Was den Inhalt angeht, sei auf den Klappentext verwiesen, um nichts weiter vorwegzunehmen. Ich hatte nach der Leseprobe etwas anderes erwartet. Das Buch spielt mit den Urängsten der Menschen, wobei der Aberglaube im Fokus steht - diese Herangehensweise hat mich überrascht und herausgefordert. Man sollte sich definitiv auf mystische und unerklärliche Elemente einlassen können, vor allem, da das Buch relativ umfangreich daherkommt. Des Weiteren geht es um Ränkespiele, Gier, Intrigen und Täuschungen.
Der Schreibstil ist wahnsinnig atmosphärisch und düster, vermag mitzureißen und hat für mich sowohl humorvolle Momente als auch den ein oder anderen Gruselmoment bereitgehalten. Interesse und/oder Vorkenntnisse, was maritimes Vokabular betrifft, sind durchaus hilfreich. Die Handlung wird aus vielen verschiedenen Erzählperspektiven wiedergegeben. Dadurch kam es mehrfach zu unnötigen Wiederholungen, was für mich auf Kosten der Spannung ging – ich hatte leider nur selten das Gefühl, das Buch nicht aus der Hand legen zu können und unbedingt weiterlesen zu müssen. Durch den häufig schnellen Wechsel der Sichtweise wurde mir außerdem der tiefere Zugang zu den Charakteren verwehrt.

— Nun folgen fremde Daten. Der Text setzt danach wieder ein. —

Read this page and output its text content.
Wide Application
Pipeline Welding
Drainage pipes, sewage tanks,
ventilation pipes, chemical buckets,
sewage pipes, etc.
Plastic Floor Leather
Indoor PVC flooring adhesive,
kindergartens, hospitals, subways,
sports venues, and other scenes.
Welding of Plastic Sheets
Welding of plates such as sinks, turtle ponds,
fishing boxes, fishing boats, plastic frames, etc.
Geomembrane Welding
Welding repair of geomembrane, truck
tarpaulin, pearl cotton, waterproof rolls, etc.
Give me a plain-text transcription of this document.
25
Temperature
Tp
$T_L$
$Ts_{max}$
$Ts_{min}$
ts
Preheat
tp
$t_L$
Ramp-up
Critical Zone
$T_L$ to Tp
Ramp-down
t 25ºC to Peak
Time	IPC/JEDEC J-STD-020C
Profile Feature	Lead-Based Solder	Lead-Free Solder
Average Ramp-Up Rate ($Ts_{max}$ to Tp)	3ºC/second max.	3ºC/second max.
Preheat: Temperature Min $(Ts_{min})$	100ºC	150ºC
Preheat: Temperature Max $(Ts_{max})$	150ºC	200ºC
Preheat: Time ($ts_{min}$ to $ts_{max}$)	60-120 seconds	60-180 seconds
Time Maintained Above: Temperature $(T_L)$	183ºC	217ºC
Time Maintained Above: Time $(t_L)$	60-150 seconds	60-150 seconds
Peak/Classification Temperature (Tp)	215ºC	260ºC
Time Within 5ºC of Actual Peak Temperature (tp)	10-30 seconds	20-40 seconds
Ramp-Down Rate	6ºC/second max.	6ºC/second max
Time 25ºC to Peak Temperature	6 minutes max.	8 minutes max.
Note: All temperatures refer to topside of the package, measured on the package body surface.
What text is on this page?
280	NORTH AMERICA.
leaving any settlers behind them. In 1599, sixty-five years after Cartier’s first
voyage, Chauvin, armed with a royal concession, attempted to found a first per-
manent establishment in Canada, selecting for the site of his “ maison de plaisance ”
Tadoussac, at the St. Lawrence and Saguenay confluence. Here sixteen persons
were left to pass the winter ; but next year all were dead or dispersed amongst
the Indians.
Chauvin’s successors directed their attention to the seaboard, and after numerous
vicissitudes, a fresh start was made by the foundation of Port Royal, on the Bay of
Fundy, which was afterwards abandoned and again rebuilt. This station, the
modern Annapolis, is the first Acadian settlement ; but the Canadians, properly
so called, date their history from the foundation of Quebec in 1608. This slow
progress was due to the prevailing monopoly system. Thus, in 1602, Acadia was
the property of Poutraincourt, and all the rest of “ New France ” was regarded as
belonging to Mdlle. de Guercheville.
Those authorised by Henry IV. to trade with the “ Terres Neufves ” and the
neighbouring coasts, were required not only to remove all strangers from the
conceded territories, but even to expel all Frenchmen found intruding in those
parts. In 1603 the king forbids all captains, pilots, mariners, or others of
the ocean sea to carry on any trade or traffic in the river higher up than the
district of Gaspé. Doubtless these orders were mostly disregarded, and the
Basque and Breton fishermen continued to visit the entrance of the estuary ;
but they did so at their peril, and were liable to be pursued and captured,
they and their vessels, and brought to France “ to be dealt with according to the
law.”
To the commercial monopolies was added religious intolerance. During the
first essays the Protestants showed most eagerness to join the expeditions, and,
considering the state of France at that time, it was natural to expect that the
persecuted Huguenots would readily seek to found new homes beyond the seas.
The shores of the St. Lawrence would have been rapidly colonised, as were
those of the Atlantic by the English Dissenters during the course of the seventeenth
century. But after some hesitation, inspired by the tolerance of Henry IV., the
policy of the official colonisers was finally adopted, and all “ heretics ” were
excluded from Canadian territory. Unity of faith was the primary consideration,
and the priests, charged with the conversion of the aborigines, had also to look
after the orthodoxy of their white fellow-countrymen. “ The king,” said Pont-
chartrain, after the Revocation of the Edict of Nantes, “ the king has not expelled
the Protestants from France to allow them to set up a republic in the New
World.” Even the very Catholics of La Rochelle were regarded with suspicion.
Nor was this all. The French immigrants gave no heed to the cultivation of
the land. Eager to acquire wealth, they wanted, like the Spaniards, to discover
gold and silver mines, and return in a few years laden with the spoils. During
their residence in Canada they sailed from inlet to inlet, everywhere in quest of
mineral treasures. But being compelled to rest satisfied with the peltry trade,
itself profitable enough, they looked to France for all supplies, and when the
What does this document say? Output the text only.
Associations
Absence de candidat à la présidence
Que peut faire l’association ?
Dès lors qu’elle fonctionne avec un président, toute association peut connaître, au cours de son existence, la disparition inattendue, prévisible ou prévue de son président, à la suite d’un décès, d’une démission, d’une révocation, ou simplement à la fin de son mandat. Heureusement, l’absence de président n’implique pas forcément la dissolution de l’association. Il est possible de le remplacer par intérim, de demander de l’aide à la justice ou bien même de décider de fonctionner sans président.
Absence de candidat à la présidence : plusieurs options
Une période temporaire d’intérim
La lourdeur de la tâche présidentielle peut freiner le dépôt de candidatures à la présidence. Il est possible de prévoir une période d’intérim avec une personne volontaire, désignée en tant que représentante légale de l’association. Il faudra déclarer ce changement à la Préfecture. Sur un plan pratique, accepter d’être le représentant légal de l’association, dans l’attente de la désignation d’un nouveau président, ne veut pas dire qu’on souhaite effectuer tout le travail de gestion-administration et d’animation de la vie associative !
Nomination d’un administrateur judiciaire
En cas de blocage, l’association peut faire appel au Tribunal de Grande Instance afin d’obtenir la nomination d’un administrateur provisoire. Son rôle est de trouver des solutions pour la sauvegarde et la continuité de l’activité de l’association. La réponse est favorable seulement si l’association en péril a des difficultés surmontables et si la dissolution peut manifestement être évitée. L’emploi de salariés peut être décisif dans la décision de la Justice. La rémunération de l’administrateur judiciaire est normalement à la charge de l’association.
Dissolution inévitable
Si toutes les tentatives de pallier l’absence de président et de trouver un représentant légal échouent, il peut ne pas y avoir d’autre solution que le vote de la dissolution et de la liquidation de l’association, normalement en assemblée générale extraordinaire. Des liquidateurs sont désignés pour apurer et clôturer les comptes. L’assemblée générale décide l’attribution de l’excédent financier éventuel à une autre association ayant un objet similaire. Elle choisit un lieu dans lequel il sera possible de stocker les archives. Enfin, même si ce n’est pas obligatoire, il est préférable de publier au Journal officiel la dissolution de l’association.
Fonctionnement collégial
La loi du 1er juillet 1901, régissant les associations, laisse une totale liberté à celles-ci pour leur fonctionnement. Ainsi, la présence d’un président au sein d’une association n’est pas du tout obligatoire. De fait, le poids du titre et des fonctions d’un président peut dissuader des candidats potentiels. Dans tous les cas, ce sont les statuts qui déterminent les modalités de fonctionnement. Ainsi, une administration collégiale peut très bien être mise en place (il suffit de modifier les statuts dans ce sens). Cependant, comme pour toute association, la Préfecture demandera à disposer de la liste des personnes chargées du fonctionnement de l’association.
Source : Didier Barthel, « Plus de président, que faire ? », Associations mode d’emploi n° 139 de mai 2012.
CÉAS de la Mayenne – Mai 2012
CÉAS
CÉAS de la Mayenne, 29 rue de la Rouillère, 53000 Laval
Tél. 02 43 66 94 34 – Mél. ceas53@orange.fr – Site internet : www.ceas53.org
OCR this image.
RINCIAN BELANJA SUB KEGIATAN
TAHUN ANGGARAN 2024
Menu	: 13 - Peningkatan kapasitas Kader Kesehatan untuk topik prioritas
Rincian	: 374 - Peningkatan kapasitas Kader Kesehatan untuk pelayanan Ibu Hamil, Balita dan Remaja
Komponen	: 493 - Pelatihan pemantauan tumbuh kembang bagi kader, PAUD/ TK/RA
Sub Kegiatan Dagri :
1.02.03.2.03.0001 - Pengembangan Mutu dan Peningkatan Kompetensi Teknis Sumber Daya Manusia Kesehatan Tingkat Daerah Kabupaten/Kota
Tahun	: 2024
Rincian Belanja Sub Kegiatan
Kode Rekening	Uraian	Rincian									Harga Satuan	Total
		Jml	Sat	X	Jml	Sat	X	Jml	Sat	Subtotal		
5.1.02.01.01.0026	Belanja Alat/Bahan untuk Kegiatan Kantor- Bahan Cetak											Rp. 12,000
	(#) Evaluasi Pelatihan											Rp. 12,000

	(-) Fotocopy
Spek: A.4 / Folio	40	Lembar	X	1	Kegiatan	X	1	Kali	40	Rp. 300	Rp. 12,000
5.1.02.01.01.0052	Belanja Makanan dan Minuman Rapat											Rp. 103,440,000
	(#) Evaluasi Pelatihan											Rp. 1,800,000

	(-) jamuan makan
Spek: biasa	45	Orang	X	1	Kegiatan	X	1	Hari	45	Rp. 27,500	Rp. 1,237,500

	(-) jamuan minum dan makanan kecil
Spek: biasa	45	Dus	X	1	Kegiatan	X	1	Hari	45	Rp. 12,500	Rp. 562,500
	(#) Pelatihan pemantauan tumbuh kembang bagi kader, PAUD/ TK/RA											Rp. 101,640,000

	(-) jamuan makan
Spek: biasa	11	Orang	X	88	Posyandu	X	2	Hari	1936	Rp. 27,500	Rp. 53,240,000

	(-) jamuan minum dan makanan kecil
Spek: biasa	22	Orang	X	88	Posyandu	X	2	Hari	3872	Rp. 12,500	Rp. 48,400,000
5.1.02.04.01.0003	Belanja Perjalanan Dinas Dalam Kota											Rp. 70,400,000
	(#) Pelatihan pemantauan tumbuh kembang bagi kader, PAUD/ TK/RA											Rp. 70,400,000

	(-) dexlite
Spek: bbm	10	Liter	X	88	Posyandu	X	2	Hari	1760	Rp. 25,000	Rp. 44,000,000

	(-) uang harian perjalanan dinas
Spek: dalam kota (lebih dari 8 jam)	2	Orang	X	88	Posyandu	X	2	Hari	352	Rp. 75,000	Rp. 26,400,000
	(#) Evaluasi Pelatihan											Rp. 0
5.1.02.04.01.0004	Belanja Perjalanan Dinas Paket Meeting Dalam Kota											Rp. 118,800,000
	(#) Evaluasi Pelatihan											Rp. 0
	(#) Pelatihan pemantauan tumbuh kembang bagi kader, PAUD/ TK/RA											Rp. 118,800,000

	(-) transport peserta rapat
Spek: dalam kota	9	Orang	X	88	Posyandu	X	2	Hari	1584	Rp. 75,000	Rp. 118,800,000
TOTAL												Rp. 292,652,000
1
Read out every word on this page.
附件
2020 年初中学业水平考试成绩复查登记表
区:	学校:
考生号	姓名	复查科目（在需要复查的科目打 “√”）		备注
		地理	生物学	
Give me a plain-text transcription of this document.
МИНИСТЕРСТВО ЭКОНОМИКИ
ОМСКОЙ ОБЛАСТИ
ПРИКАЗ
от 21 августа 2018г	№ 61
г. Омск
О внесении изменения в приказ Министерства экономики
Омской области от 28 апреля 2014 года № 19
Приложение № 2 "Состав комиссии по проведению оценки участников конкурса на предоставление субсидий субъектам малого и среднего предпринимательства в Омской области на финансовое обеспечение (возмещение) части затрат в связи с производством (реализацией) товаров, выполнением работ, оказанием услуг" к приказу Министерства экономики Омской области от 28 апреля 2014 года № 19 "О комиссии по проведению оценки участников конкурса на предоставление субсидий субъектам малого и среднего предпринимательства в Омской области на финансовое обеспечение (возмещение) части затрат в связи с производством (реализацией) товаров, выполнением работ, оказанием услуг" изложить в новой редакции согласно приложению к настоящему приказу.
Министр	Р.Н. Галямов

Damit ein paar Worte zu den handelnden Personen: Es gibt keinen Charakter ohne moralische Abgründe und dunkle Vergangenheit. Das macht die Personen glaubwürdig und erinnert an einen Krimi noir, hat aber auch dazu geführt, dass ich keinen von ihnen wirklich sympathisch und gänzlich einnehmend fand. Irgendwie hatte ich das Gefühl, nicht richtig an die Charaktere heranzukommen, als würde immer noch eine Mauer zwischen ihnen und mir bestehen. Letztlich vermochte mich keins der Schicksale wirklich mitzureißen.
Die Verbrechen selbst werden unterhaltsam, aber auch sehr direkt geschildert, weshalb man Gewaltbeschreibungen abkönnen sollte. Die Auflösung des Ganzen hat mir sehr gut gefallen. Das Ende war für mich jedoch nach all dem Grauen fast etwas zu rosarot.
Dieses Buch lässt sich nicht in ein Genre einordnen. Es besitzt historische sowie Krimielemente, ist sowohl Grusel-/Geistergeschichte als auch Abenteuerroman. Der Einfallsreichtum, die Detailliebe des Autors und die Art, wie er Genregrenzen bewusst verwischt, haben mich zutiefst beeindruckt. Etwas in dieser Art habe ich noch nie zuvor gelesen und trotz kleinerer Kritikpunkte hat mich das Buch insgesamt gut unterhalten. Wer gerne Bücher über menschliche Abgründe beziehungsweise Gräueltaten vor dunkler, beklemmender Atmosphäre liest, offen für abergläubische Elemente ist, Krimis ohne Helden mag und gerne längere Zeit innerhalb einer umfangreichen und verzwickten Handlung verbringt, sollte hier unbedingt reinlesen.